You could spend most of an hour watching the Hitchcock TV adaptation of Harlan Ellison's Memos from Purgatory. The first half of that book was Ellison's account of the ten weeks he spent running with a teenage gang in Brooklyn in 1954, gathering material for a novel, though in the end the novel was less memorable than this non-fiction (or so we're told it is) account. The opening scenes of the TV adaptation, which Ellison scripted himself, run pretty close to the book, except that in the TV version the gang remains more hostile to him, though the leader, here called Tiger, takes an inexplicable shine to him and protects him. The young actor playing the Ellison figure is stiff and unconvincing, and I wouldn't have predicted much of a career for him, except that his name is James Caan, so I'd have been wrong. On the other hand, Tiger is played with interesting shading by a slightly older young actor you might also have heard of, name of Walter Koenig, in a sinister, understated mode, more Bester than Chekov.

After our hero, redubbed Shaw for the show, honorably declines to deflower the gang moll sent to him (in the book, Ellison is asked to choose from among the available girls himself, and he draws a curtain over the rest of the scene), the show completely departs from the book. Shaw's enemies in the gang break into his room and discover that he's writing about them. Tiger still tries to protect him, until he reads Shaw's note that his (Tiger's) lack of a regular moll companion (true of the character in the book) suggests he's afraid of the opposite sex (the book makes no such suggestion). Tiger loses his cool at this (Koenig is good at doing so without histrionics, and at conveying the homosexual subtext, absent from the book, earlier on), and the gang spend the rest of the episode trying to get our hero bumped off. Even his girl betrays him, and gets accidentally shot for her pains. All of this is completely unlike the book, in which Ellison rises higher in the gang's councils until the night of the big rumble, in the middle of which he freaks out and runs away.

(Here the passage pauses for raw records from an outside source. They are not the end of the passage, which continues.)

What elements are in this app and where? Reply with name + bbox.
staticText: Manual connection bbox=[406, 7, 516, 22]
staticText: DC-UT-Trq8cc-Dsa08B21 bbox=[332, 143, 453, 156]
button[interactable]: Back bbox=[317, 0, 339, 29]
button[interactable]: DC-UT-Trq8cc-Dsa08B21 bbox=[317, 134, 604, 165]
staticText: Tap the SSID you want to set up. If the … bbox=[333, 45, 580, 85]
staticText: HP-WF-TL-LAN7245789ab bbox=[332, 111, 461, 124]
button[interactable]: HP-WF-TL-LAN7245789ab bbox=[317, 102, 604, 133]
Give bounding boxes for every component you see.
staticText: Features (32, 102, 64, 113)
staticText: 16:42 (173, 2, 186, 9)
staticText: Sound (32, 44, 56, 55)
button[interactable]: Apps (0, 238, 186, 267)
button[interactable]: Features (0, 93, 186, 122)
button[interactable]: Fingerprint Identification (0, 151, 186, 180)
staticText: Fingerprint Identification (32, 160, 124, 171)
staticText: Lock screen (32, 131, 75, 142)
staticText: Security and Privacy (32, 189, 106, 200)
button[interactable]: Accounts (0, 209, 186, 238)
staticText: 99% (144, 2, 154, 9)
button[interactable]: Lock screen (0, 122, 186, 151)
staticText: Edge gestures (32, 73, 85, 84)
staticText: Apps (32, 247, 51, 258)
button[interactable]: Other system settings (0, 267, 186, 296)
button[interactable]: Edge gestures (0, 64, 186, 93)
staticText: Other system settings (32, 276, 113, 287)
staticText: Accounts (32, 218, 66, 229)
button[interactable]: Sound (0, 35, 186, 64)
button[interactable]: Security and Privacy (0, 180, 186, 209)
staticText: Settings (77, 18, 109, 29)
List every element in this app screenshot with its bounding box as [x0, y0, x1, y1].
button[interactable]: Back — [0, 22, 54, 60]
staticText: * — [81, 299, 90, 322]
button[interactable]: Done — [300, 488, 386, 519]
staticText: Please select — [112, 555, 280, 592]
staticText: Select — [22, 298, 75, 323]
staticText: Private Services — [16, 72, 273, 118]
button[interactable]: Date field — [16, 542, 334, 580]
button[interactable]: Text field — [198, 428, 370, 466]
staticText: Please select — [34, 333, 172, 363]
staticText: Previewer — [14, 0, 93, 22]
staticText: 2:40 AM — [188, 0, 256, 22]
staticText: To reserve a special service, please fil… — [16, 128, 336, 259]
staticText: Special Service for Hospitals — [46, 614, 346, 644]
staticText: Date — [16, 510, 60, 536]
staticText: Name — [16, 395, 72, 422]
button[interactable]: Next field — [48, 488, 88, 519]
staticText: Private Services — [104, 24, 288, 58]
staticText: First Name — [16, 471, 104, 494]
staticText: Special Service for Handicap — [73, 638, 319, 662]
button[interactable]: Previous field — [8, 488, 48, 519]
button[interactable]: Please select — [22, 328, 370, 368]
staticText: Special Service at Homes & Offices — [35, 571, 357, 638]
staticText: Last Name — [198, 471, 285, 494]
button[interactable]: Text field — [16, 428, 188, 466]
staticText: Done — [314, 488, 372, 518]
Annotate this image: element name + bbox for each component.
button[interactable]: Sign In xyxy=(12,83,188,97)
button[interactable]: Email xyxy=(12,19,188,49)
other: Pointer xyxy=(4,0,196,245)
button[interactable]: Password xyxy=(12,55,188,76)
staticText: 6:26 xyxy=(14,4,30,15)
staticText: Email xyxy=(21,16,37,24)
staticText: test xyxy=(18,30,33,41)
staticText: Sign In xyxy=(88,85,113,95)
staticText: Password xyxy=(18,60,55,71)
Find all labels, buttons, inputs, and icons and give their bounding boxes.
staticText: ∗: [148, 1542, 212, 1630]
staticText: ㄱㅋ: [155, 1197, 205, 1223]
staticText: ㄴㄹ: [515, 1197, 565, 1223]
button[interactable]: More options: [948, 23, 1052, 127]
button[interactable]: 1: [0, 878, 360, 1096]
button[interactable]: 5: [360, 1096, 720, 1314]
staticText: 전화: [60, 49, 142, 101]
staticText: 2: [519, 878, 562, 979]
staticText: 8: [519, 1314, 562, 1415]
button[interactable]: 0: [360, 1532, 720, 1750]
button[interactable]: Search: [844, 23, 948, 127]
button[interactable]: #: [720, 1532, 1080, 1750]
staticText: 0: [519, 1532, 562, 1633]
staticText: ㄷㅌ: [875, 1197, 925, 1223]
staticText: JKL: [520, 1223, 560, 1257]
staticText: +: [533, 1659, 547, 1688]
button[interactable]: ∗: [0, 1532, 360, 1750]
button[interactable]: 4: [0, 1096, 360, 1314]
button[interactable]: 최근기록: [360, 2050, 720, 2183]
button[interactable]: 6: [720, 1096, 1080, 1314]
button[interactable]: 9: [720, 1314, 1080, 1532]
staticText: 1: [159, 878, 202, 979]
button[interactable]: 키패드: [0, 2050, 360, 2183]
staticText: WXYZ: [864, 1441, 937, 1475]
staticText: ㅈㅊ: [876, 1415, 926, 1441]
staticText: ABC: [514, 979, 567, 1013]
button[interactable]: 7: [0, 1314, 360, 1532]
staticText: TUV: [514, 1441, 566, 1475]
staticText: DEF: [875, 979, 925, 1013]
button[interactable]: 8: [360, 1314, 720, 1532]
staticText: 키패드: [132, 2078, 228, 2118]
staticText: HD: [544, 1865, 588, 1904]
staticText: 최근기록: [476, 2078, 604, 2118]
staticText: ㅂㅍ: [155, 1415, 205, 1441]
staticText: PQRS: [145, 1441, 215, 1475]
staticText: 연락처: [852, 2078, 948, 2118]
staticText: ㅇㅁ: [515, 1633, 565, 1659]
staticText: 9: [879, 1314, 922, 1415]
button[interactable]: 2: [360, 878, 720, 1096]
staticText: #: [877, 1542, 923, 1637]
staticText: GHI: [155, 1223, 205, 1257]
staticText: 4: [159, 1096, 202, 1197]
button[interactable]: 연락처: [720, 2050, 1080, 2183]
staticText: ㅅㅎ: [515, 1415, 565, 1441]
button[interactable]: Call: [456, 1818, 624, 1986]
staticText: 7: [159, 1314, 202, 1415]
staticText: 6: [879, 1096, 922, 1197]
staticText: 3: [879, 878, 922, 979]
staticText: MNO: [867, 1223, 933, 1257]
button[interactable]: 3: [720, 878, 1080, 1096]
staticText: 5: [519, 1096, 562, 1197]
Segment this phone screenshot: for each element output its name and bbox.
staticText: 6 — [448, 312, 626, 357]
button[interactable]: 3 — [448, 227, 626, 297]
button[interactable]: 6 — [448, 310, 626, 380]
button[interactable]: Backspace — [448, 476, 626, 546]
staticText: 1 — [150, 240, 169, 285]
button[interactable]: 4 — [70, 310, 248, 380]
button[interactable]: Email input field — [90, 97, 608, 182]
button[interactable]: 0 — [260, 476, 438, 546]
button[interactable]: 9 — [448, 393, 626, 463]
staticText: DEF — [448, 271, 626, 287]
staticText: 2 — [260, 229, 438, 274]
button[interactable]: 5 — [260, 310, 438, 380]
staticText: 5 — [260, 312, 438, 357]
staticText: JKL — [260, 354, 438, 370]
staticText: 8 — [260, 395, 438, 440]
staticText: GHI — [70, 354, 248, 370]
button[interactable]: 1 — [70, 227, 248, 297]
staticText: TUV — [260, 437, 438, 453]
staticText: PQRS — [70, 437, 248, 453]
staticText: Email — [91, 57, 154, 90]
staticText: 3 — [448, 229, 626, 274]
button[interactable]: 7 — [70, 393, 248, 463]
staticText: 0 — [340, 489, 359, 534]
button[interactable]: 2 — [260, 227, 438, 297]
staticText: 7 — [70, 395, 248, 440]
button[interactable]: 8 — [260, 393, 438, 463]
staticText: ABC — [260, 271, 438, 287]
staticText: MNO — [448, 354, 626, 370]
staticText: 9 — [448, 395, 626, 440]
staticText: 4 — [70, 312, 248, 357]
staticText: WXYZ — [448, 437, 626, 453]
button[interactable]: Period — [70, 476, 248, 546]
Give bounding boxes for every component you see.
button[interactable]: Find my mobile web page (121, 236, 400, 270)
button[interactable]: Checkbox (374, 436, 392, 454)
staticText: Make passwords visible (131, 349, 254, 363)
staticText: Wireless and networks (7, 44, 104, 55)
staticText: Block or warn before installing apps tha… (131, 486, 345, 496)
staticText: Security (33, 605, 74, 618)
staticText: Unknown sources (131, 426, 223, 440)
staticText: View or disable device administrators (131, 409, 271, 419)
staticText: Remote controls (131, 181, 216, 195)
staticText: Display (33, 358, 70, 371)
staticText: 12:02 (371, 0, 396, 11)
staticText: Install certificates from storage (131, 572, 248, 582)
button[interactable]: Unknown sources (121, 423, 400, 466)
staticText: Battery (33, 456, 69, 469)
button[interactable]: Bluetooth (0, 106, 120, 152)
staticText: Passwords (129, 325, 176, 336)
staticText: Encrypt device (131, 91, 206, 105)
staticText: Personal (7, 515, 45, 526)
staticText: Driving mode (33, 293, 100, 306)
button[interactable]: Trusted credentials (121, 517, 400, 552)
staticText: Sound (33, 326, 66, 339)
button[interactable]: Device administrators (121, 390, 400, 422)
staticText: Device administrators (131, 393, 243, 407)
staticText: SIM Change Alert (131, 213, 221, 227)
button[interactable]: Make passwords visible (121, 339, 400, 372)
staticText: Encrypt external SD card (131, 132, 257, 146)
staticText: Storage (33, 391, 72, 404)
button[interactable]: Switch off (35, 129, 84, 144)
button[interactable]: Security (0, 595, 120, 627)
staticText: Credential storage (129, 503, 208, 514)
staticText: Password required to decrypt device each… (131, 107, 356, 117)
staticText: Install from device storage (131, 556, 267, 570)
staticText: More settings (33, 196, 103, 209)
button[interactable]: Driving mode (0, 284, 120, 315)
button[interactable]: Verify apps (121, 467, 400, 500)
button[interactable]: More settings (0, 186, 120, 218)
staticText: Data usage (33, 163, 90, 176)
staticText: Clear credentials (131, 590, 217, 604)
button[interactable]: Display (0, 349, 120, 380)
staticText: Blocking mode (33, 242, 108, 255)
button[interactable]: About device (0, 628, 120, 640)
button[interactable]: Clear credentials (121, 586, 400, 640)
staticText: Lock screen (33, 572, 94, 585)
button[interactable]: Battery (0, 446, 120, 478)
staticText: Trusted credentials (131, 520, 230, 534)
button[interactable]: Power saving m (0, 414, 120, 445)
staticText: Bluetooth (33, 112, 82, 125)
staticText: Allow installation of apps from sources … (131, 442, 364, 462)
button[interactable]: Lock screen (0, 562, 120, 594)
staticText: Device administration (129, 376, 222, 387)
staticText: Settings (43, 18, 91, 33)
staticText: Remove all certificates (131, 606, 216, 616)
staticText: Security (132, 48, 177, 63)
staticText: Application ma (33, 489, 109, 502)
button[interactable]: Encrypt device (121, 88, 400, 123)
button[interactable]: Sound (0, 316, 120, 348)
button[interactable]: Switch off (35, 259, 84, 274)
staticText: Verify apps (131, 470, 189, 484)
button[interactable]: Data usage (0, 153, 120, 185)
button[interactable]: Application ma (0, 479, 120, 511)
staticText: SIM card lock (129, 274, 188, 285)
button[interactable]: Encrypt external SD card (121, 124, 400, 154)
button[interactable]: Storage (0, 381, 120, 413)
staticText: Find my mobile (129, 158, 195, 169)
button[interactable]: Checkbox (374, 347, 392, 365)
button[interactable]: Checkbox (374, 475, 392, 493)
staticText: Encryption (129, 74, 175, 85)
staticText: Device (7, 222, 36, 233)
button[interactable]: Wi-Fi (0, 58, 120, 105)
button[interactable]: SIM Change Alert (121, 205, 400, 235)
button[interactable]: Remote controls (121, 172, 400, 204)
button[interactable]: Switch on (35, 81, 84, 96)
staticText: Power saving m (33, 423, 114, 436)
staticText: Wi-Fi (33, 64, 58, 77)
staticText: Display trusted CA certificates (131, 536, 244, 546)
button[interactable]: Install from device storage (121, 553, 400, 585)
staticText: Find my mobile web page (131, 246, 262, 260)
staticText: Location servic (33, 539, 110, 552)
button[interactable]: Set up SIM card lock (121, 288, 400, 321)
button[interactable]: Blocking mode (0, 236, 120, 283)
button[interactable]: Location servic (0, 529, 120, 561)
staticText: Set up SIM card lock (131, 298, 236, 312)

Or you could waste one of your 20 free New York Times articles this month reading an idiotic op-ed titled "What The Left Doesn't Understand About Obama." Like most such pieces, it patiently explains, as if to an infant, that "Congress is a separate, coequal branch of government consisting of members whose goals may differ from the president's." You really don't get the complaint, do you? A president with political savvy - an essential for the job, as every president, not just Obama, lacks legislative power - can massage and manipulate Congress into doing some of his will. See plenty of examples throughout US history. And if cozening doesn't work, there's pressure. Members of Congress want things from the president, too, for instance cooperation on senatorial courtesy appointments. You can say, "If you want me to scratch your back, you should scratch mine." And if it's true, as the article says, that "Congressional Republicans pursued a strategy of denying Obama support for any major element of his agenda" and he wasn't going to get anything anyway, then at the very least he could have fought for it and energized his supporters, the supporters whose absence lost the 2010 House election for him and whom he'll need next year, rather than dismaying them by pre-emptively surrendering on every issue in an attempt to appease the unappeasable.

Or you could put them both down and go cook plain but hearty dishes of barley and broccoli for dinner, which I did.